Management and Leadership Series Posted by Nicola Maxwell

High Performing

I had a conversation with a former colleague the other day.  She was telling me about a new initiative being launched at the company she works for.  “You’ll love it, it’s right up your street”, she said.  “As part of a new initiative, we’re doing away with all our people managers.”

“What are you doing?” I asked.  ”Handing them all P45s, or something a little less controversial?”

“Be serious”, she said.  “We’re changing their titles.  Every manager will now be called a leader.”

It seems that being a ‘manager’ is no longer good enough. Managers are seen as an obstruction to the speed, flexibility and agility required to succeed.

In truth, great managers are more necessary than ever. As a manager, here are five key things you can do that will truly add value:

1. Get to know your people really well

If your immediate manager sets clear expectations, knows you, trusts and invests in you, then you can forgive the company for its lack of profit sharing programme. If your manager is ineffective, no amount of in-chair head massaging will persuade you to stay and perform.

The first job of any manager is ‘get to know your team’. Speak to them individually, find out their likes, dislikes, dreams, aspirations, how they like to be managed, receive feedback and what development they need.

2. Capitalise on individuality

In today’s fast-paced world we are told that anyone can be anything they want to be if they just try hard enough.

In reality, performance excellence is only achievable when we work to people’s strengths and talents. Great managers know this. They know that each individual is motivated differently, has a different way of thinking, a different style and a set of talents that’s as unique as their fingerprint.

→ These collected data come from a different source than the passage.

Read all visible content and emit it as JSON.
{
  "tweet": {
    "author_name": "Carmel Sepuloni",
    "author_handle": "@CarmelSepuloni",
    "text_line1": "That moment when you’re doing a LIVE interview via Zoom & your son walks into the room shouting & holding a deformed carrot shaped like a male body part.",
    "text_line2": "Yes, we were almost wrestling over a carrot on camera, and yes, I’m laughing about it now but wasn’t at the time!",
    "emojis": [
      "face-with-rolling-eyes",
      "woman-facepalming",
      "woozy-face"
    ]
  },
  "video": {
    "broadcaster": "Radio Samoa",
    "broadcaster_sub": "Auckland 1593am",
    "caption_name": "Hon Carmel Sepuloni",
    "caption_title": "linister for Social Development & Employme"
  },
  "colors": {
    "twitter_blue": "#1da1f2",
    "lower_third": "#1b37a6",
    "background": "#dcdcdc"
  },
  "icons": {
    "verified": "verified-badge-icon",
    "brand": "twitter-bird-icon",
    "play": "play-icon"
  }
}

Great managers capitalise on this individuality and help each person to be more of who they are already rather than try to make them something they are not. They go out of their way to find a match between an individual’s talents, their role and the needs of the business. In short, great managers focus on what’s strong, not what’s wrong. What’s more, they set challenging goals that play to these strengths.

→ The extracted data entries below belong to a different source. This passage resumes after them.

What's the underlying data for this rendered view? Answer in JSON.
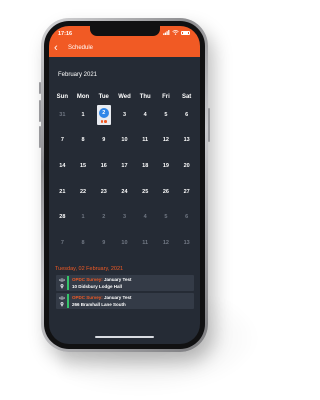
{
  "status_bar": {
    "time": "17:16",
    "signal_icon": "signal-icon",
    "wifi_icon": "wifi-icon",
    "battery_icon": "battery-icon"
  },
  "nav": {
    "back_icon": "chevron-left-icon",
    "title": "Schedule"
  },
  "calendar": {
    "month_label": "February 2021",
    "weekdays": [
      "Sun",
      "Mon",
      "Tue",
      "Wed",
      "Thu",
      "Fri",
      "Sat"
    ],
    "weeks": [
      [
        "31",
        "1",
        "2",
        "3",
        "4",
        "5",
        "6"
      ],
      [
        "7",
        "8",
        "9",
        "10",
        "11",
        "12",
        "13"
      ],
      [
        "14",
        "15",
        "16",
        "17",
        "18",
        "19",
        "20"
      ],
      [
        "21",
        "22",
        "23",
        "24",
        "25",
        "26",
        "27"
      ],
      [
        "28",
        "1",
        "2",
        "3",
        "4",
        "5",
        "6"
      ],
      [
        "7",
        "8",
        "9",
        "10",
        "11",
        "12",
        "13"
      ]
    ],
    "selected_date": "2",
    "selected_event_count": 2
  },
  "schedule": {
    "date_heading": "Tuesday, 02 February, 2021",
    "events": [
      {
        "type_label": "OPDC Survey:",
        "title": "January Test",
        "location": "10 Didsbury Lodge Hall",
        "eye_icon": "eye-icon",
        "pin_icon": "location-pin-icon"
      },
      {
        "type_label": "OPDC Survey:",
        "title": "January Test",
        "location": "266 Bramhall Lane South",
        "eye_icon": "eye-icon",
        "pin_icon": "location-pin-icon"
      }
    ]
  },
  "colors": {
    "accent": "#f15a24",
    "background": "#252b35",
    "selected": "#2f86e8",
    "event_bar": "#35c46a"
  }
}
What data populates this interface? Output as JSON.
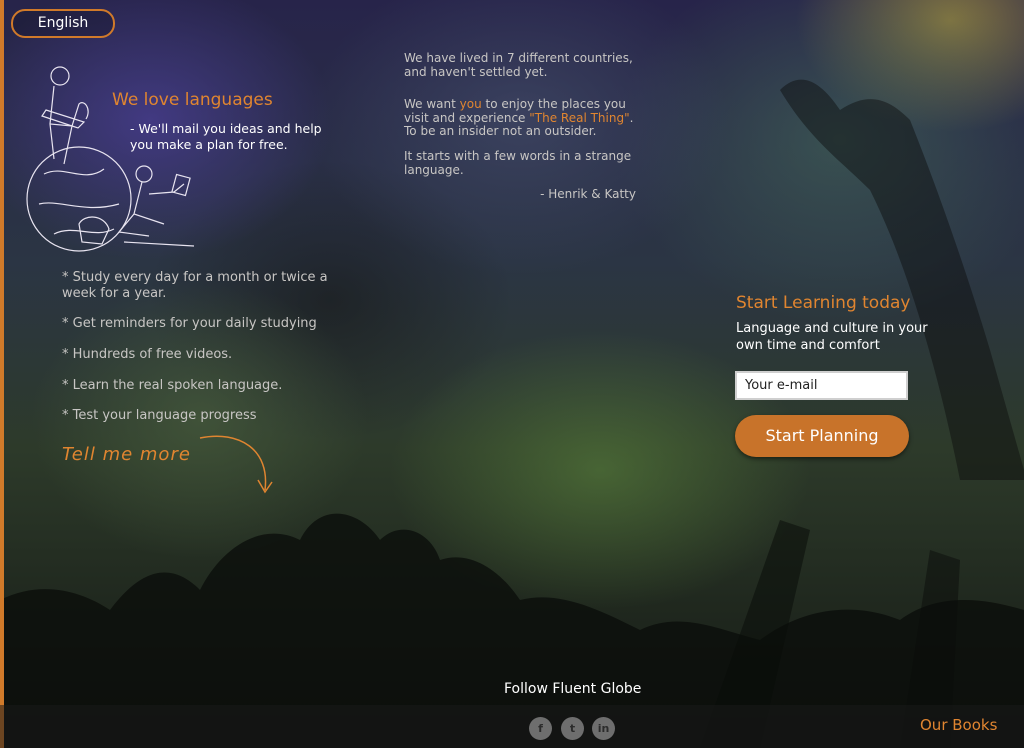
{
  "language_button": "English",
  "intro": {
    "heading": "We love languages",
    "text": "- We'll mail you ideas and help you make a plan for free."
  },
  "features": [
    "* Study every day for a month or twice a week for a year.",
    "* Get reminders for your daily studying",
    "* Hundreds of free videos.",
    "* Learn the real spoken language.",
    "* Test your language progress"
  ],
  "tell_more": "Tell me more",
  "quote": {
    "p1": "We have lived in 7 different countries, and haven't settled yet.",
    "p2_a": "We want ",
    "p2_hl": "you",
    "p2_b": " to enjoy the places you visit and experience ",
    "p2_hl2": "\"The Real Thing\"",
    "p2_c": ". To be an insider not an outsider.",
    "p3": "It starts with a few words in a strange language.",
    "signature": "- Henrik & Katty"
  },
  "signup": {
    "heading": "Start Learning today",
    "subtitle": "Language and culture in your own time and comfort",
    "email_placeholder": "Your e-mail",
    "button": "Start Planning"
  },
  "footer": {
    "follow": "Follow Fluent Globe",
    "social": [
      {
        "icon": "facebook-icon",
        "glyph": "f"
      },
      {
        "icon": "twitter-icon",
        "glyph": "t"
      },
      {
        "icon": "linkedin-icon",
        "glyph": "in"
      }
    ],
    "books": "Our Books"
  },
  "colors": {
    "accent": "#e08530",
    "button": "#c8732a"
  }
}
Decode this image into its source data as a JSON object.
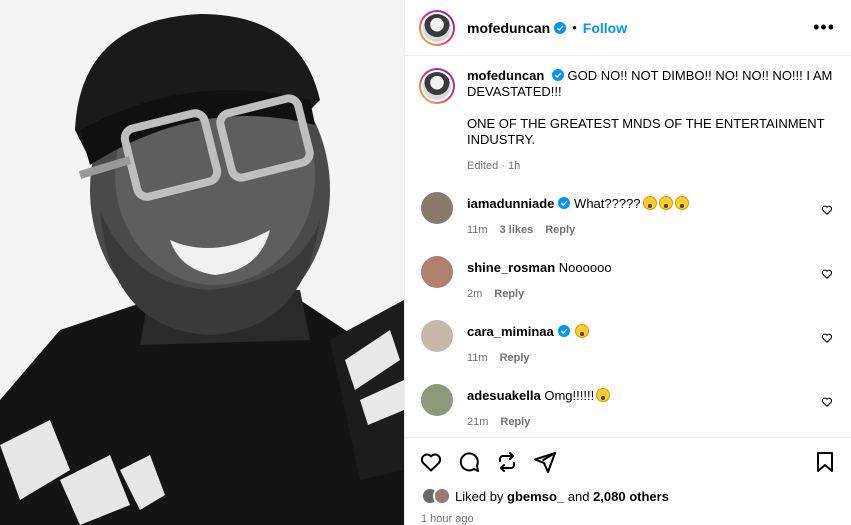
{
  "post": {
    "username": "mofeduncan",
    "follow_label": "Follow",
    "more_label": "•••",
    "bullet": "•"
  },
  "caption": {
    "username": "mofeduncan",
    "text": "GOD NO!! NOT DIMBO!! NO! NO!! NO!!! I AM DEVASTATED!!!\n\nONE OF THE GREATEST MNDS OF THE ENTERTAINMENT INDUSTRY.",
    "edited": "Edited",
    "dot": "·",
    "age": "1h"
  },
  "comments": [
    {
      "username": "iamadunniade",
      "text": "What?????",
      "emoji_count": 3,
      "age": "11m",
      "likes": "3 likes",
      "reply": "Reply",
      "verified": true,
      "avatar_color": "#8a7a6a"
    },
    {
      "username": "shine_rosman",
      "text": "Noooooo",
      "emoji_count": 0,
      "age": "2m",
      "likes": "",
      "reply": "Reply",
      "verified": false,
      "avatar_color": "#b08070"
    },
    {
      "username": "cara_miminaa",
      "text": "",
      "emoji_count": 1,
      "age": "11m",
      "likes": "",
      "reply": "Reply",
      "verified": true,
      "avatar_color": "#c8b8a8"
    },
    {
      "username": "adesuakella",
      "text": "Omg!!!!!!",
      "emoji_count": 1,
      "age": "21m",
      "likes": "",
      "reply": "Reply",
      "verified": false,
      "avatar_color": "#8a9a7a"
    }
  ],
  "likes": {
    "prefix": "Liked by",
    "user": "gbemso_",
    "and": "and",
    "others": "2,080 others"
  },
  "timestamp": "1 hour ago",
  "colors": {
    "link": "#0095f6",
    "muted": "#737373",
    "verified": "#0095f6"
  }
}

3. Define the right outcomes and then get out of the way

Great managers know there’s always more than one way to do anything. If they’ve selected a team based on strength and talent, their team members will no doubt be better at certain things than they are.

Great managers trust their team’s expertise. They define the right outcomes and promote a collaborative environment where the team find their own route toward those outcomes based on their individual talents.

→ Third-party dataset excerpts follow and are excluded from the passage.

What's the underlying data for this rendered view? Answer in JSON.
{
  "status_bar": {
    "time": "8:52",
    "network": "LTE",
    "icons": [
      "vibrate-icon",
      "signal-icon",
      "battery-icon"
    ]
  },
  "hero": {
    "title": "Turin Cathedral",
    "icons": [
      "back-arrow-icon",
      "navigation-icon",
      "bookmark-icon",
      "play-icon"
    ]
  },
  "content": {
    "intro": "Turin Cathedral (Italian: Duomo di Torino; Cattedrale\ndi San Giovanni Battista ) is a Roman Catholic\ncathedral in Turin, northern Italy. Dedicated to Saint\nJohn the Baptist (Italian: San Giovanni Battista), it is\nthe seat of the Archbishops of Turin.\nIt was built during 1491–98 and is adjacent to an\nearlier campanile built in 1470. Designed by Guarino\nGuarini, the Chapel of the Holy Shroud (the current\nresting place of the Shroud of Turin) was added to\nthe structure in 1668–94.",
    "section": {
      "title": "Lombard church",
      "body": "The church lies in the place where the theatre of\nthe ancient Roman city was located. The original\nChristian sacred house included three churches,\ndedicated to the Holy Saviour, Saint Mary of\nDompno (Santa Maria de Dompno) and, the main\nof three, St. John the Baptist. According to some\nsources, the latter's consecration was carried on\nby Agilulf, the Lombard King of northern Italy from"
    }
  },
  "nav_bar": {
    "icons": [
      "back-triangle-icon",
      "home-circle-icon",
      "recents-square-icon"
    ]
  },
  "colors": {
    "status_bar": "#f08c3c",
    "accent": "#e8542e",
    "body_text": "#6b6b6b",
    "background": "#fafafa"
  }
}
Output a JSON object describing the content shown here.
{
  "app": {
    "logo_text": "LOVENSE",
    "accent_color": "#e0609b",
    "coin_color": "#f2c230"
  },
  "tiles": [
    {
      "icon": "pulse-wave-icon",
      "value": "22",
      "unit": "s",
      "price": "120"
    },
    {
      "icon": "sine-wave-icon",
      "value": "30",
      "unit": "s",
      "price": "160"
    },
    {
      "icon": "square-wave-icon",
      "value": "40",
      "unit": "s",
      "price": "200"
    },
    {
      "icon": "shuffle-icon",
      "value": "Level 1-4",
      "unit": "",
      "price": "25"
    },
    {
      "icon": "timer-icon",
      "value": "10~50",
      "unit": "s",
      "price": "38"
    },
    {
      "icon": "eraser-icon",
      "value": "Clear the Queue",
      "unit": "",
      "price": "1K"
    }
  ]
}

This encourages people to take responsibility and creates the motivation to achieve.

4. Spend the bulk of your time with your best people

Many managers I know spend the bulk of their time with their underperformers. And yet, the more energy you invest in honing the talents of your best people, the higher the dividend.

You could presume that talented employees are self-motivated, self-managing, ambitious individuals, who don’t need any support. In truth, talented employees are like prize-winning racehorses. They need to be trained, harnessed, rewarded and pointed to run in the right direction!

High performers want something different from the time they spend with you. They want to be coached to help them identify ways forward, encouraged to develop via feedback and supported in their continued development.

This does not mean you should ignore underperformance, but investing time in your best is the fairest thing to do.

5. Build excellence into every level

If a person excels in one role, then surely with a little training they will excel in the next. Yes? This is how most organisations work, but sadly it’s not true.

Miscasting is possibly the most destructive influence on any business. Put the wrong person in the wrong role and performance will plummet. Unfortunately this is something most of us have experience of. For instance, someone who excels at selling is suddenly promoted to sales management where they struggle to get results. If a role is too much for them they may get overwhelmed, stressed and become ill. If the role doesn’t stretch them enough they will get bored and leave.

Some people crave a meteoric rise to the top. Others are happy to excel in the role they’re in. A balance of super stars and rock stars is essential to team growth.

Great managers look inside the company. They reach inside each individual employee and turn each person’s talent into performance excellence.

Companies need great managers AND great leaders, for quite different reasons. The role of the manager is alive and well and more important than ever.

In memory of our colleague, Alison Douglas, who was a passionate advocate of great people management.